The effect has been particularly serious for smaller internet service providers. They don’t have the time, money or lawyers to cut through a thicket of complex rules. The Wireless Internet Service Providers Association, which represents small fixed wireless companies that generally operate in rural America, found that more than 80% of its members “incurred additional expense in complying with the Title II rules, had delayed or reduced network expansion, had delayed or reduced services and had allocated budget to comply with the rules.” They aren’t alone. Other small companies have told the FCC that these regulations have forced them to cancel, delay or curtail upgrades to their fiber networks.

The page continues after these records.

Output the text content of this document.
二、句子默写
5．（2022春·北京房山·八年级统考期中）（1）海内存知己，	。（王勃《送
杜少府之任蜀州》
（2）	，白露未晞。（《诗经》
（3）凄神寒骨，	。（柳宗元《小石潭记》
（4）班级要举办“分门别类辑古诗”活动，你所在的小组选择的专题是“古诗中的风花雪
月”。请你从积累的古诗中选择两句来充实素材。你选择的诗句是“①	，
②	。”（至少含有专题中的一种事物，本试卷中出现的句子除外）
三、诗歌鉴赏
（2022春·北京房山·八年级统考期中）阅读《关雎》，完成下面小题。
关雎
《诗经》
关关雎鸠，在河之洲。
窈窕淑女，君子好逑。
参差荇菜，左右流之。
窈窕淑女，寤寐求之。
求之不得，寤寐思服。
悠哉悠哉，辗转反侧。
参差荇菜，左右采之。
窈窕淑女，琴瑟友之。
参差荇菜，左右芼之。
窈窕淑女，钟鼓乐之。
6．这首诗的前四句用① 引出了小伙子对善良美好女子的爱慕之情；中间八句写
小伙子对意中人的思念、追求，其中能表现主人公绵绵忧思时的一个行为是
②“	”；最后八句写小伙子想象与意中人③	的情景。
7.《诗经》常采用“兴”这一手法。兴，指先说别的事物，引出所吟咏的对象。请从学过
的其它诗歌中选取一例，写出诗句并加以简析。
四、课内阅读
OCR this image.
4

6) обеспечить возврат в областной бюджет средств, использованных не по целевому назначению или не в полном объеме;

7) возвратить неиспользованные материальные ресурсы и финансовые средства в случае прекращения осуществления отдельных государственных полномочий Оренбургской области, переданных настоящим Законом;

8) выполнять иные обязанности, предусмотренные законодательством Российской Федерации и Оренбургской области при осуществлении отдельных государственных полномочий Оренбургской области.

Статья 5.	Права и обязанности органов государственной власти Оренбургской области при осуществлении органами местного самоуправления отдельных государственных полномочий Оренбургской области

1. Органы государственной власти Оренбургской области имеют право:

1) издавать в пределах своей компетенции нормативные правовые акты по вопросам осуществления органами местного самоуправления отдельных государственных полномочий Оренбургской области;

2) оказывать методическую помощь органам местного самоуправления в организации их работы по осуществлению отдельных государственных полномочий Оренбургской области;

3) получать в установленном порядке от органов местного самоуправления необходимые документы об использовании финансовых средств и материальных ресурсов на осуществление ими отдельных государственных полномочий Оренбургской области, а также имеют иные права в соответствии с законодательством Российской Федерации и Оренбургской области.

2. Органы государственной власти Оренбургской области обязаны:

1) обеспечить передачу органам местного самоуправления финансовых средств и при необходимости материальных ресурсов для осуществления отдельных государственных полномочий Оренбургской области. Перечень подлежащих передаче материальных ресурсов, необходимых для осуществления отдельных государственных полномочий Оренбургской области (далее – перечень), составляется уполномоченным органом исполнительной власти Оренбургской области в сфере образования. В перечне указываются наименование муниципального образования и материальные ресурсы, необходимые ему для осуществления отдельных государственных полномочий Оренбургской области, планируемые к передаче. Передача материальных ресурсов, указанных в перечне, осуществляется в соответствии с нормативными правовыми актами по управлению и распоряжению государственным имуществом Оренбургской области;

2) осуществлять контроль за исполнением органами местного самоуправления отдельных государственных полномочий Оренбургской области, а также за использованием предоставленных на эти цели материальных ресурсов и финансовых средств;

The rules also slowed a company from introducing new services due to fear of non-compliance. A major company shelved an idea for “its out-of-home Wi-Fi network” because those in charge did not know if the FCC would approve. Last May, Pai heard from 19 municipal internet service providers (city-owned nonprofits) that had to “often delay or hold off from rolling out a new feature or service because we cannot afford to deal with a potential complaint and enforcement action.”

Pai’s Rules

The burden on people and companies, the market overall, led Pai to develop new rules that concentrate on transparency. The way that people have acted online today you’d think that Pai just ordered the end of the world. He did not (emphasis mine):

This is why I’m proposing today that my colleagues at the Federal Communications Commission repeal President Obama’s heavy-handed internet regulations. Instead the FCC simply would require internet service providers to be transparent so that consumers can buy the plan that’s best for them. And entrepreneurs and other small businesses would have the technical information they need to innovate. The Federal Trade Commission would police ISPs, protect consumers and promote competition, just as it did before 2015. Instead of being flyspecked by lawyers and bureaucrats, the internet would once again thrive under engineers and entrepreneurs.

You know what’s so great about the free market? Competition. Power of the consumer. This means those companies have to tell you if they plan on throttling Netflix or make you pay for certain sites. The companies HAVE to tell you everything you’re signing up for.

Jon Leibowitz, a former employee at the FTC, wrote in WSJ:

That’s because the FCC plan would restore power to police the internet to the Federal Trade Commission. The FTC, my former agency, is an experienced cop on the beat in this area. It protected internet users from unfair, deceptive and anticompetitive practices for the two decades before the FCC’s 2015 rule, which removed its jurisdiction.

Consider the core principles of net neutrality, which I have long supported: unfettered access of the entire (lawful) internet and transparency about broadband providers’ practices. The FTC worked on those issues for years. In 2000, it conditioned AOL’s acquisition of Time Warner on the combined company’s commitment to treat competing internet providers operating on its network fairly.

Leibowitz continued (emphasis mine):

With its authority restored—and assuming the agency prevails in a challenge to its power pending in a federal appellate court, as is likely—the FTC can hold internet providers to their public promises to maintain an open internet. Every major broadband provider has committed not to block, throttle or unfairly discriminate against lawful content. The FCC’s plan would compel providers to give customers clear and detailed information about their practices—commitments both the FTC and state attorneys general will be able to enforce, since false public disclosures violate the law.

In other words, you can still do everything you did before!